Kimani, $6.25, ISBN 978-0-373-86295-5
Contemporary Romance, 2013
Holly Kendall is a weekend reporter for a TV station. When the story opens, she boards a plane and meets our hero Anderson Gunn, a legal consultant. I’m mentioning the occupations of these characters because that’s the only thing distinguishing them from some random life-sized cardboard cutouts. The attraction is there, and that’s all there is to the plot.
Really, I’m not kidding. Oh, okay, there is a very minor subplot towards the end of the story, when Anderson’s ex-girlfriend causes Holly to frown at him, but that drama is pretty much an excuse to keep the story going a bit longer once these two have started bumping uglies.
My goodness, Love Is in the Air is one of the most stultifying reads I’ve come across in a while. It reads like a… I don’t know, it’s like what happens when someone tries to write a story only to end up with a telephone book instead. Every page resembles a dry and lifeless blow-by-blow entry in Holly’s diary. She does this, she goes here, she does that, and she talks to this person and that person. Time passes – a few days, even a few weeks – with all the excitement of a bingo game in an octogenarian parlor.

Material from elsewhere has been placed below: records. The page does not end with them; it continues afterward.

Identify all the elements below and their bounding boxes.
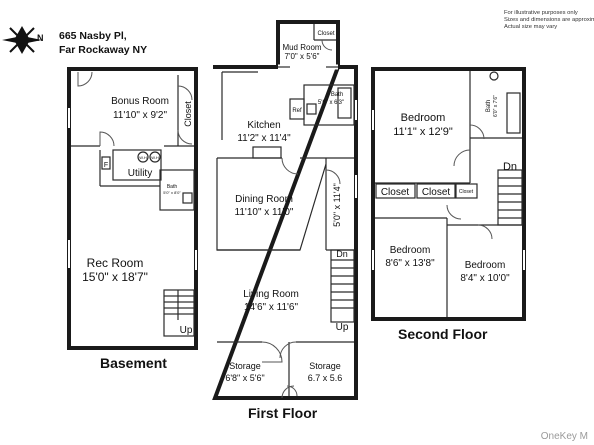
basement-stairs-up-label: Up xyxy=(180,325,193,336)
first-floor-bath-name: Bath xyxy=(331,92,343,98)
basement-plan: Bonus Room 11'10" x 9'2" Closet Utility … xyxy=(67,67,198,350)
furnace-label: F xyxy=(104,162,108,169)
address-line-1: 665 Nasby Pl, xyxy=(59,30,127,42)
second-floor-title: Second Floor xyxy=(398,326,488,342)
second-floor-bath-name: Bath xyxy=(486,100,492,112)
second-floor-stairs-down-label: Dn xyxy=(503,161,517,173)
disclaimer-text: For illustrative purposes only Sizes and… xyxy=(504,10,594,30)
mud-room-closet-label: Closet xyxy=(317,31,334,37)
basement-bath-name: Bath xyxy=(167,184,178,190)
first-floor-stairs-down-label: Dn xyxy=(336,249,348,259)
compass-north-label: N xyxy=(37,33,44,43)
second-floor-closet-2-label: Closet xyxy=(422,187,451,198)
second-floor-plan: Bedroom 11'1" x 12'9" Bath 6'0" x 7'6" D… xyxy=(371,67,526,321)
kitchen-name: Kitchen xyxy=(247,120,280,131)
basement-title: Basement xyxy=(100,355,167,371)
hallway-dimensions: 5'0" x 11'4" xyxy=(332,183,342,227)
living-room-name: Living Room xyxy=(243,289,299,300)
dining-room-name: Dining Room xyxy=(235,194,293,205)
first-floor-title: First Floor xyxy=(248,405,318,421)
first-floor-stairs-up-label: Up xyxy=(336,322,349,333)
living-room-dimensions: 14'6" x 11'6" xyxy=(244,302,299,313)
mud-room-dimensions: 7'0" x 5'6" xyxy=(285,52,320,61)
first-floor-bath-dimensions: 5'6" x 6'3" xyxy=(318,100,344,106)
storage-1-name: Storage xyxy=(229,361,261,371)
dining-room-dimensions: 11'10" x 11'0" xyxy=(235,207,294,218)
basement-bath-dimensions: 5'0" x 8'0" xyxy=(163,190,181,195)
bedroom-3-dimensions: 8'4" x 10'0" xyxy=(460,273,510,284)
bonus-room-dimensions: 11'10" x 9'2" xyxy=(113,110,168,121)
storage-1-dimensions: 6'8" x 5'6" xyxy=(225,373,264,383)
first-floor-plan: Mud Room 7'0" x 5'6" Closet Kitchen 11'2… xyxy=(212,20,358,400)
bedroom-2-dimensions: 8'6" x 13'8" xyxy=(385,258,435,269)
bedroom-1-name: Bedroom xyxy=(401,112,446,124)
basement-closet-label: Closet xyxy=(183,101,193,127)
rec-room-name: Rec Room xyxy=(87,256,144,270)
bedroom-3-name: Bedroom xyxy=(465,260,506,271)
bonus-room-name: Bonus Room xyxy=(111,96,169,107)
second-floor-closet-3-label: Closet xyxy=(459,189,474,195)
mud-room-name: Mud Room xyxy=(282,43,321,52)
utility-room-label: Utility xyxy=(128,168,152,179)
bedroom-2-name: Bedroom xyxy=(390,245,431,256)
watermark: OneKey M xyxy=(540,431,588,442)
water-heater-1-label: W.H xyxy=(139,155,147,160)
address-line-2: Far Rockaway NY xyxy=(59,44,148,56)
compass-rose-icon: N xyxy=(2,26,44,54)
bedroom-1-dimensions: 11'1" x 12'9" xyxy=(393,126,453,138)
rec-room-dimensions: 15'0" x 18'7" xyxy=(82,270,148,284)
refrigerator-label: Ref xyxy=(292,108,302,114)
water-heater-2-label: W.H xyxy=(151,155,159,160)
second-floor-bath-dimensions: 6'0" x 7'6" xyxy=(493,95,499,117)
storage-2-name: Storage xyxy=(309,361,341,371)
second-floor-closet-1-label: Closet xyxy=(381,187,410,198)
kitchen-dimensions: 11'2" x 11'4" xyxy=(237,133,291,144)
storage-2-dimensions: 6.7 x 5.6 xyxy=(308,373,343,383)
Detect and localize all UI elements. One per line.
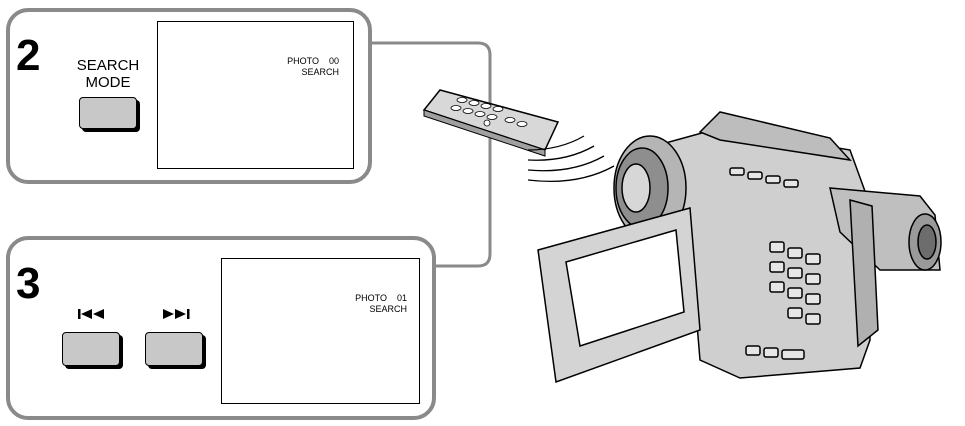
skip-next-button[interactable] xyxy=(145,332,203,366)
screen-indicator: PHOTO 00 SEARCH xyxy=(287,56,339,78)
search-text: SEARCH xyxy=(301,67,339,77)
camcorder-icon xyxy=(537,111,942,384)
search-mode-label: SEARCH MODE xyxy=(60,57,156,91)
skip-previous-icon xyxy=(78,308,110,323)
search-mode-label-text: SEARCH MODE xyxy=(76,57,140,91)
skip-next-icon xyxy=(162,308,194,323)
photo-counter-text: PHOTO 00 xyxy=(287,56,339,66)
photo-counter-text: PHOTO 01 xyxy=(355,293,407,303)
search-mode-button[interactable] xyxy=(79,97,137,129)
infrared-signal-icon xyxy=(527,135,615,183)
skip-previous-button[interactable] xyxy=(62,332,120,366)
step-3-number: 3 xyxy=(16,259,41,308)
viewfinder-screen-step-2: PHOTO 00 SEARCH xyxy=(157,21,354,169)
remote-control-icon xyxy=(422,89,560,157)
screen-indicator: PHOTO 01 SEARCH xyxy=(355,293,407,315)
step-2-number: 2 xyxy=(16,31,41,80)
search-text: SEARCH xyxy=(369,304,407,314)
viewfinder-screen-step-3: PHOTO 01 SEARCH xyxy=(221,258,420,404)
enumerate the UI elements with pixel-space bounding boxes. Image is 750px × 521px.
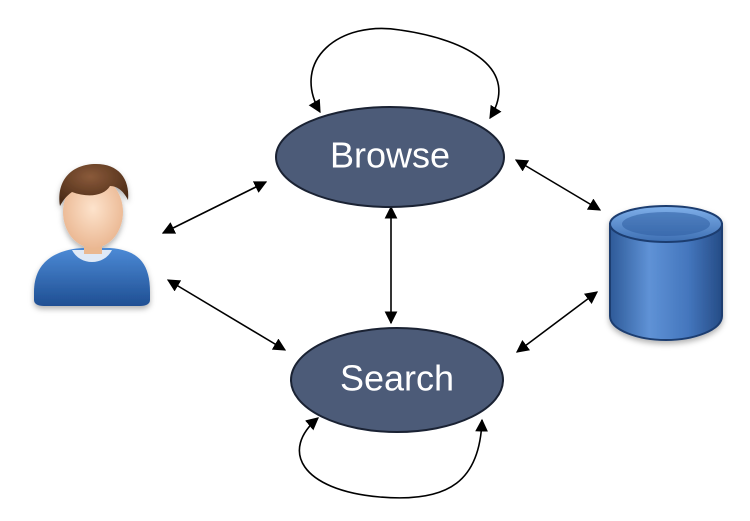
database-top-inner [622, 212, 710, 236]
browse-node[interactable]: Browse [275, 106, 505, 208]
user-hair [59, 164, 129, 206]
user-shirt [34, 248, 150, 306]
edge-search-database [515, 291, 599, 353]
browse-node-shape [275, 106, 505, 208]
search-node-label: Search [340, 358, 454, 399]
search-node[interactable]: Search [290, 327, 504, 433]
edge-browse-database [514, 159, 602, 211]
edges [161, 27, 602, 499]
search-node-shape [290, 327, 504, 433]
edge-search-self-loop [298, 417, 489, 499]
browse-node-label: Browse [330, 135, 450, 176]
edge-user-search [166, 279, 287, 351]
user-icon[interactable] [34, 164, 150, 306]
user-face [63, 176, 123, 248]
edge-browse-self-loop [308, 27, 502, 120]
database-body [609, 223, 723, 342]
edge-user-browse [161, 181, 268, 234]
database-icon[interactable] [609, 205, 723, 342]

Because this book is as tasty as sawdust, I am too numbed by boredom to notice any chemistry, passion, or anything else that can engage my interest. The best thing I can say about this story is that, barring a few childish spats here and there, Holly and Anderson are generally calm and sensible. Still, it’s hard to care when everything else about this story is determined to put me to sleep.